Bueno, había uno de la banda que hace un tiempo tuvo un hijo, entonces no pintó
más con los pibes. Se llama Martín. El otro día me dijo Maxi que volvió y está
con quilombos.
El asunto es
así. Este flaco, Martín, desapareció y todos creían que se había puesto serio,
con la señora y el crío. Pero resulta que se juntaba con unos que reventaban
galpones. Una vez se prendió en esa. Tenían un dato en Suárez. Eran cuatro: dos
profesionales iban a entrar, el tercero esperaba con una camioneta para cargar
y él, que era nuevo, se tenía que quedar de campana. Pero a último momento
arrugó y no fue. Los tipos lo hicieron igual: el de la camioneta se quedó
afuera y los dos que quedaban se mandaron. Uno iba calzado con un fierro y el
otro era el cerebro, el que organizaba. Entre los dos fueron forzando las
puertas, hasta que el organizador se descompuso y tuvo que ir al baño del depósito.
Se le salían los chinchulines. No había alternativa.”
-Uno nunca
sabe el día ni la hora- soltó Careperro.
Una señora
que iba sentada a un costado, del otro lado del pasillo, parecía incómoda. La asociación
del vino y la charla picaresca nos daría un aspecto indeseable. Me apenaba
amargarle el viaje, me hubiera gustado, de ser posible, reconvenir su
desconfianza, aunque también paladeaba las ínfulas de sentirme peligroso.
“Y cuando
iba al baño algo pasó. No hubo aviso, pero al rato vino la policía. El que lo
acompañaba se puso como loco, hasta le apuntó con el arma para obligarlo a
salir, pero se tuvo que escapar solo hasta la camioneta porque el tipo estaba
clavado en el inodoro, en el medio del asunto. Ahí lo agarraron. Tenía
antecedentes, así que fue preso. Durante cuatro años pensó que Martín era el botón, y por eso no fue esa noche. Y este Martín jura que es inocente,
que seguramente saltó la alarma. Pero no puede hacer nada, porque para un preso,
un informante de la policía y un cagón que se borra a último momento son la
misma mierda. Ahora, el preso va a salir.”
Rulo dio un
largo trago de vino y luego se quedó mirando por la ventana, jamás sabré si su
mutismo formaba parte todavía del final del relato, si ya lo había abandonado,
si el recuerdo ahora me engaña. Yo me sorprendía en el juego de la culpabilidad
inexorable de Martín: por delatar o por abandonar, lo mismo daba. Careperro
hizo un comentario sobre la escena pintoresca que se habrían encontrado los
policías, el ladrón entregado, evacuando como un civil cualquiera, los tobillos
esposados por su propio pantalón bajo.
El tren
seguía su camino. El temor de la señora de al lado se había fatigado, sus
cavilaciones ya responderían a otras causas. Mi atención, que había despreciado
el detalle del baño por burdo, se fue desplazando hacia ese hecho grotesco.

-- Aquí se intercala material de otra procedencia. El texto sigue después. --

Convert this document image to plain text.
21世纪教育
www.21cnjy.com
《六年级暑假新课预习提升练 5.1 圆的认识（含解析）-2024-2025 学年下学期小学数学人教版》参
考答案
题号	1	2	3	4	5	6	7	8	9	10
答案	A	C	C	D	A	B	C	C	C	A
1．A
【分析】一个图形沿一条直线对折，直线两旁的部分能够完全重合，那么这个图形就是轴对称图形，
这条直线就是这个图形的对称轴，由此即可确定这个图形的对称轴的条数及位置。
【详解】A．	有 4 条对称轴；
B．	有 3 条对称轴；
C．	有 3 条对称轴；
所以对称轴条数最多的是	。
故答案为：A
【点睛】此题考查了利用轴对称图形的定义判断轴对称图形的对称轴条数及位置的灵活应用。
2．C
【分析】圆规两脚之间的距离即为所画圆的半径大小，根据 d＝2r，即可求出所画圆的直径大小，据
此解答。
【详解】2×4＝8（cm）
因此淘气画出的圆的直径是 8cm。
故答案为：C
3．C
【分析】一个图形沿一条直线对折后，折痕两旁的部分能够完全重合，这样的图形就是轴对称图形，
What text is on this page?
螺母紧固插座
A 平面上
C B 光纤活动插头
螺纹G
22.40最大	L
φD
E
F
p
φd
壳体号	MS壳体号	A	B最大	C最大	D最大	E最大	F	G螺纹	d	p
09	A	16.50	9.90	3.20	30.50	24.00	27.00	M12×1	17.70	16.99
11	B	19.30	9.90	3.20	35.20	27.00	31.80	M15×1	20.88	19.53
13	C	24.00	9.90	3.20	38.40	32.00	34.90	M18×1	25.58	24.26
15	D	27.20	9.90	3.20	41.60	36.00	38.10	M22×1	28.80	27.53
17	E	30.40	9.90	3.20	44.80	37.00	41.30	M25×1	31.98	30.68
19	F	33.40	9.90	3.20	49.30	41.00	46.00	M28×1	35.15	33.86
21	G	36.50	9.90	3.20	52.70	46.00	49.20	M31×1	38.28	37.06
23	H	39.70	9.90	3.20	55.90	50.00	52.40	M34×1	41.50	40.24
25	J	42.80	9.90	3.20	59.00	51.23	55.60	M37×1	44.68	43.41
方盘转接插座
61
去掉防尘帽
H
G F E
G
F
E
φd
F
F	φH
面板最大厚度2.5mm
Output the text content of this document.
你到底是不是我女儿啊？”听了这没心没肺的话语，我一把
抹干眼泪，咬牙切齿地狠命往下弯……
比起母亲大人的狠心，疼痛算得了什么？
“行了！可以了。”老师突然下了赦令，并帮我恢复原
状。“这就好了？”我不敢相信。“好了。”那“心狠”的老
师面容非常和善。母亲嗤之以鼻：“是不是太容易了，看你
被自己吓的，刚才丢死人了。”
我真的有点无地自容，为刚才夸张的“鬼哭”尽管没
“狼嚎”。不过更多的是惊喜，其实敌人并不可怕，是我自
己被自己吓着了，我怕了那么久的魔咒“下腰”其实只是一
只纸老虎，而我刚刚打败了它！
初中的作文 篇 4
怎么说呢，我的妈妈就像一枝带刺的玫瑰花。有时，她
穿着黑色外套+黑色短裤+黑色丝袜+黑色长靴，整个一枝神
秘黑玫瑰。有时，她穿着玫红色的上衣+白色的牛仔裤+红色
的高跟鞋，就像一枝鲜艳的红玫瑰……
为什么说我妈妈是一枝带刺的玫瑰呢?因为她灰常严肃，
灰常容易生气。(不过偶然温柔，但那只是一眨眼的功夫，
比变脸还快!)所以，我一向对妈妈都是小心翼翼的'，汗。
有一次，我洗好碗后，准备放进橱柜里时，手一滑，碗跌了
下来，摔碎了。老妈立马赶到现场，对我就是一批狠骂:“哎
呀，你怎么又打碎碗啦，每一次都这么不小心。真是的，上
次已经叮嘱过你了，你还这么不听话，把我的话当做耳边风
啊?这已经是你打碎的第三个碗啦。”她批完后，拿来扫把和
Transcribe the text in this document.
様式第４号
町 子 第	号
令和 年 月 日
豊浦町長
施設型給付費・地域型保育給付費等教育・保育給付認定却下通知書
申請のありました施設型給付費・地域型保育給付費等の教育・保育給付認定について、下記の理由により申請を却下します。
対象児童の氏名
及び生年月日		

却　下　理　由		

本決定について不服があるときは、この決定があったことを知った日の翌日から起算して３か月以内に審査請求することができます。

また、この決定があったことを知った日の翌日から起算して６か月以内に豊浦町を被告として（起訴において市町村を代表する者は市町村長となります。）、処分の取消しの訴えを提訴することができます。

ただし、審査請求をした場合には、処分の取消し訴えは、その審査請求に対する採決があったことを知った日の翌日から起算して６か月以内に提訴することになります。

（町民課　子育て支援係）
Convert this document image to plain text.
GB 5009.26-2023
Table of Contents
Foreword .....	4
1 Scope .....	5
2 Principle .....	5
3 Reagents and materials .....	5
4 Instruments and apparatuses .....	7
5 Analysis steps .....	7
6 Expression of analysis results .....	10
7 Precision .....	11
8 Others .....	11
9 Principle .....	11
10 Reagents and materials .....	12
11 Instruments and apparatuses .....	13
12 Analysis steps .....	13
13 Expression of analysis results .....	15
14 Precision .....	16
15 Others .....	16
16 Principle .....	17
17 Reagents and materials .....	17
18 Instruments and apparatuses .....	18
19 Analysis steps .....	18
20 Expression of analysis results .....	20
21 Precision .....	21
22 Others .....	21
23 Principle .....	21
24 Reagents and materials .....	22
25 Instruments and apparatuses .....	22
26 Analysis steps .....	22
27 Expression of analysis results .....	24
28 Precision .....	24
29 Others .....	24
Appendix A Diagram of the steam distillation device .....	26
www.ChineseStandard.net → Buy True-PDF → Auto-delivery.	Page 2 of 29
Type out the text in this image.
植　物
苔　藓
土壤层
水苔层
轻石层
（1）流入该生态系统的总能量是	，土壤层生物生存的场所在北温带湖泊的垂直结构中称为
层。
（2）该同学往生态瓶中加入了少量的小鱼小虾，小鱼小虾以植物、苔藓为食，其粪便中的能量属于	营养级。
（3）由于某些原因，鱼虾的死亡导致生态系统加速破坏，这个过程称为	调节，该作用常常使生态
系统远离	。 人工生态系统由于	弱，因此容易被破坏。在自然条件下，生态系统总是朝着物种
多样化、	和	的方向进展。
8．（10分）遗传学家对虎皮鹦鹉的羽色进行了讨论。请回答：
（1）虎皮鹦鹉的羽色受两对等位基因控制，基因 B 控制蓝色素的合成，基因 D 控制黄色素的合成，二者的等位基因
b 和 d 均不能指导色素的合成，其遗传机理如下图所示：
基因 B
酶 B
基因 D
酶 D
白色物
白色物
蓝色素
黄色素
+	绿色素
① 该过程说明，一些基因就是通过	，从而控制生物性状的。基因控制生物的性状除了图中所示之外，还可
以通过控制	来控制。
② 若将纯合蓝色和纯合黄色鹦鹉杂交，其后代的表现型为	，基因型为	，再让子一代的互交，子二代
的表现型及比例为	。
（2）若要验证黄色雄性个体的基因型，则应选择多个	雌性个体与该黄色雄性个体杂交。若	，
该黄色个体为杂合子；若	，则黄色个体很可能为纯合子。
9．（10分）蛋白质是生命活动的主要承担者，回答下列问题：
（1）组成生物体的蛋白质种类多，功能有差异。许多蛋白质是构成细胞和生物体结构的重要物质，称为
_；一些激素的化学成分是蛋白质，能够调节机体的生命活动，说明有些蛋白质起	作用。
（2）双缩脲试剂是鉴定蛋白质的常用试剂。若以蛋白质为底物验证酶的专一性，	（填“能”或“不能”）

Tuve un paréntesis en el que busqué el instante de la captura, quise recomponer
el escenario deslustrado, la adrenalina del robo interrumpido. Derrotado por la
representación imposible, me perdí en la abstracción de cuatro años, cuatro
años atados a ese origen ya mítico. Cuatro recurrentes años condenados al instante del arresto.
En estas
cosas creo que pude haber pensado ese domingo, mientras la harina y el vino me
hervían las tripas en el tren a La Plata, y no en los puntos inverosímiles de la historia de Rulo.